Getting started with graph databases.

Graph databases are useful for discovering simple and complex relationships between objects. These things can be people, software, locations, automobiles, or anything else you can think of. Relationships are fundamental to how objects interact with one another and their environment. Graph databases are the perfect representation of the relationships between objects.

Graph databases consist of three elements:

vertex: A vertex is an object, such as a person, location, automobile, recipe, or anything else you can think of as nouns.
edge: An edge defines the relationship between two vertices. A person can create software, or an author can write a book. Think verbs when defining edges.
property: A key-value pair that describes some attribute of either a vertex or an edge. Property key is used to describe the key in the key-value pair. All properties are global in DSE Graph, meaning that a property can be used for any vertices. For example, "name" can be used for all vertices in a graph.

Vertices, edges and properties can have properties; for this reason, DSE Graph is classified as a property graph. The properties for elements are an important element of storing and querying information in a property graph.

Property graphs are typically quite large, although the nature of querying the graph varies depending on whether the graph has large numbers of vertices, edges, or both vertices and edges. To get started with graph database concepts, a toy graph is used for simplicity. The example used here explores the world of food.

Elements are labeled to distinguish the type of vertices and edges in a graph database. A vertex that will hold information about a person is labeled person. An edge in the graph is labeled authored. Labels specify the types of vertices and edges that make up the graph. Specifying appropriate labels is an important step in graph data modeling.

Vertices and edges generally have properties. For instance, an person vertex can have a name. Gender and current job are examples of additional properties for a author vertex. Edges also have properties. A created edge can have a createDate property that identifies when the adjoining recipe vertex was created.

Properties can also have properties. Consider the locations that an author may have lived in while authoring books. While knowing the writing location may be interesting by itself, generally an inquirer is interested in the dates that a person lived in a particular location. Would it be interesting to know if Julia Child lived in France or the United States while writing her first cookbook? It could be relevant if the cookbook is on French cuisine.

There are a variety of methods for ingesting data into DSE Graph.

DSE Graph Loader: Data can be loaded using the DSE Graph Loader. CSV, JSON, text parsed with regular expressions, and data selected from a JDBC compliant database can be loaded using a command line tool.
DataStax Studio: Graph API and Traversal API can be used.
Gremlin commands: Data can be added using Gremlin commands. This is a useful method for toy (small graphs) used for development and test. An API exists for adding data using Gremlin commands as well, so Gremlin is common in scripts. The Quick Start shows some of the common Gremlin commands for creating a graph and running traversals.
Gryo: Data can be loaded using Gryo, a binary format, if the data was previously stored in Titan or TinkerGraph. Gryo files can be transferred directly using the schema from the original database.
GraphSON: Data can be entered with GraphSON, a JSON format that is useful for transferring human-readable data. GraphSON files can lose data type information in transfer unless lossless data is generated.
GraphML: Data can be entered using GraphML, an XML format that is useful for transferring graph data. However, data type information is lost with GraphML data transfer.

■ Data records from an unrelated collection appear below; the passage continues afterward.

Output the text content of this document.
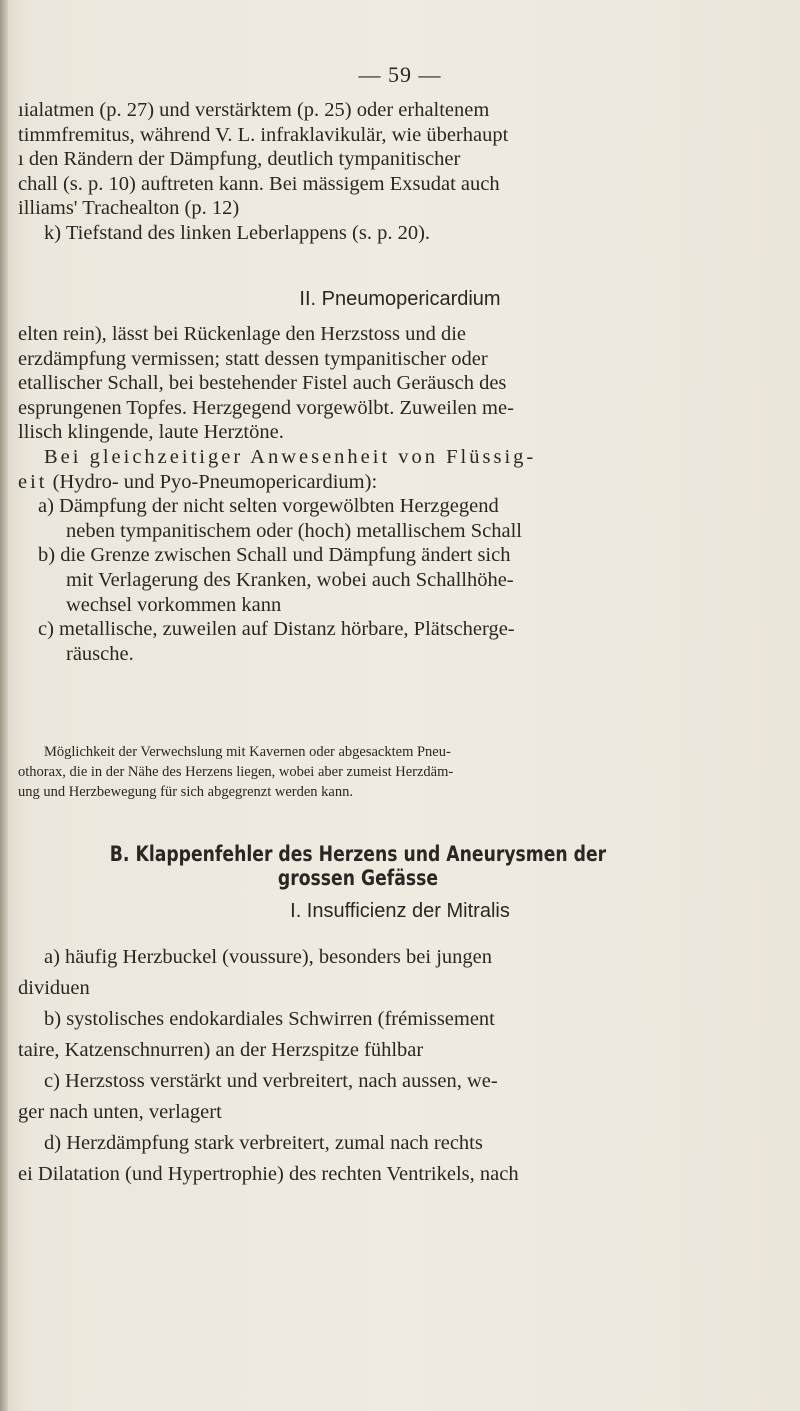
— 59 —
ıialatmen (p. 27) und verstärktem (p. 25) oder erhaltenem
timmfremitus, während V. L. infraklavikulär, wie überhaupt
ı den Rändern der Dämpfung, deutlich tympanitischer
chall (s. p. 10) auftreten kann. Bei mässigem Exsudat auch
illiams' Trachealton (p. 12)
k) Tiefstand des linken Leberlappens (s. p. 20).
II. Pneumopericardium
elten rein), lässt bei Rückenlage den Herzstoss und die
erzdämpfung vermissen; statt dessen tympanitischer oder
etallischer Schall, bei bestehender Fistel auch Geräusch des
esprungenen Topfes. Herzgegend vorgewölbt. Zuweilen me-
llisch klingende, laute Herztöne.
Bei gleichzeitiger Anwesenheit von Flüssig-
eit (Hydro- und Pyo-Pneumopericardium):
a) Dämpfung der nicht selten vorgewölbten Herzgegend
neben tympanitischem oder (hoch) metallischem Schall
b) die Grenze zwischen Schall und Dämpfung ändert sich
mit Verlagerung des Kranken, wobei auch Schallhöhe-
wechsel vorkommen kann
c) metallische, zuweilen auf Distanz hörbare, Plätscherge-
räusche.
Möglichkeit der Verwechslung mit Kavernen oder abgesacktem Pneu-
othorax, die in der Nähe des Herzens liegen, wobei aber zumeist Herzdäm-
ung und Herzbewegung für sich abgegrenzt werden kann.
B. Klappenfehler des Herzens und Aneurysmen der grossen Gefässe
I. Insufficienz der Mitralis
a) häufig Herzbuckel (voussure), besonders bei jungen
dividuen
b) systolisches endokardiales Schwirren (frémissement
taire, Katzenschnurren) an der Herzspitze fühlbar
c) Herzstoss verstärkt und verbreitert, nach aussen, we-
ger nach unten, verlagert
d) Herzdämpfung stark verbreitert, zumal nach rechts
ei Dilatation (und Hypertrophie) des rechten Ventrikels, nach
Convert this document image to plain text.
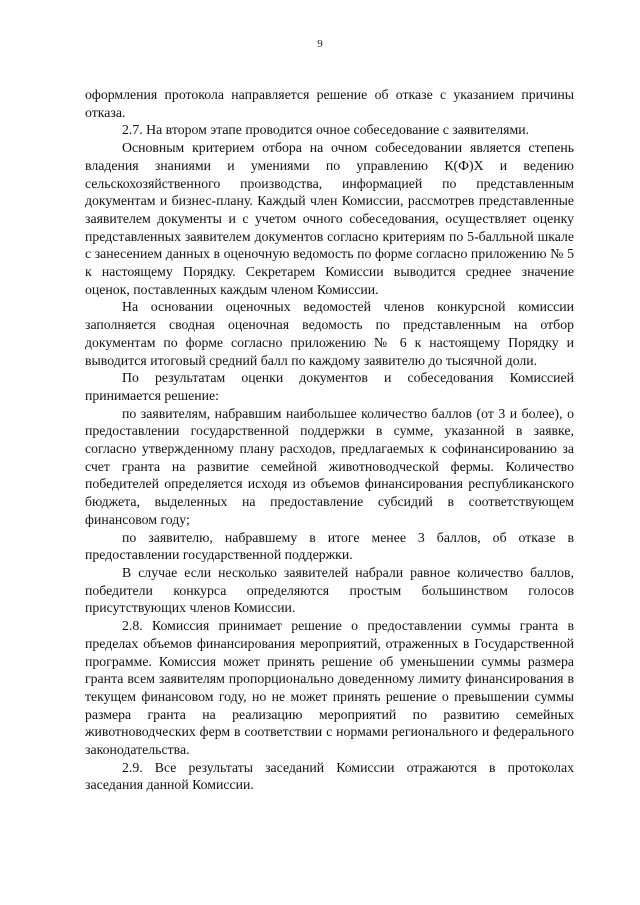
9

оформления протокола направляется решение об отказе с указанием причины отказа.

2.7. На втором этапе проводится очное собеседование с заявителями.

Основным критерием отбора на очном собеседовании является степень владения знаниями и умениями по управлению К(Ф)Х и ведению сельскохозяйственного производства, информацией по представленным документам и бизнес-плану. Каждый член Комиссии, рассмотрев представленные заявителем документы и с учетом очного собеседования, осуществляет оценку представленных заявителем документов согласно критериям по 5-балльной шкале с занесением данных в оценочную ведомость по форме согласно приложению № 5 к настоящему Порядку. Секретарем Комиссии выводится среднее значение оценок, поставленных каждым членом Комиссии.

На основании оценочных ведомостей членов конкурсной комиссии заполняется сводная оценочная ведомость по представленным на отбор документам по форме согласно приложению № 6 к настоящему Порядку и выводится итоговый средний балл по каждому заявителю до тысячной доли.

По результатам оценки документов и собеседования Комиссией принимается решение:

по заявителям, набравшим наибольшее количество баллов (от 3 и более), о предоставлении государственной поддержки в сумме, указанной в заявке, согласно утвержденному плану расходов, предлагаемых к софинансированию за счет гранта на развитие семейной животноводческой фермы. Количество победителей определяется исходя из объемов финансирования республиканского бюджета, выделенных на предоставление субсидий в соответствующем финансовом году;

по заявителю, набравшему в итоге менее 3 баллов, об отказе в предоставлении государственной поддержки.

В случае если несколько заявителей набрали равное количество баллов, победители конкурса определяются простым большинством голосов присутствующих членов Комиссии.

2.8. Комиссия принимает решение о предоставлении суммы гранта в пределах объемов финансирования мероприятий, отраженных в Государственной программе. Комиссия может принять решение об уменьшении суммы размера гранта всем заявителям пропорционально доведенному лимиту финансирования в текущем финансовом году, но не может принять решение о превышении суммы размера гранта на реализацию мероприятий по развитию семейных животноводческих ферм в соответствии с нормами регионального и федерального законодательства.

2.9. Все результаты заседаний Комиссии отражаются в протоколах заседания данной Комиссии.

After loading data, graph traversals are executed to retrieve filtered information. In relational databases, queries are retrieved that combine and filter information. In graph databases, the vertex properties, edge connections, and edge properties all play a role in picking a starting point in the graph and traversing the connections to provide a particular answer to a query. Several TraversalSources, that supply a traversal strategy and traversal engine to use in executing traversals, can be generated for any Graph. Queries in graph databases can consist of several traversals if a complex question is asked, or trivially include no traversals, if a mathematical calculation like 1 + 1 is submitted.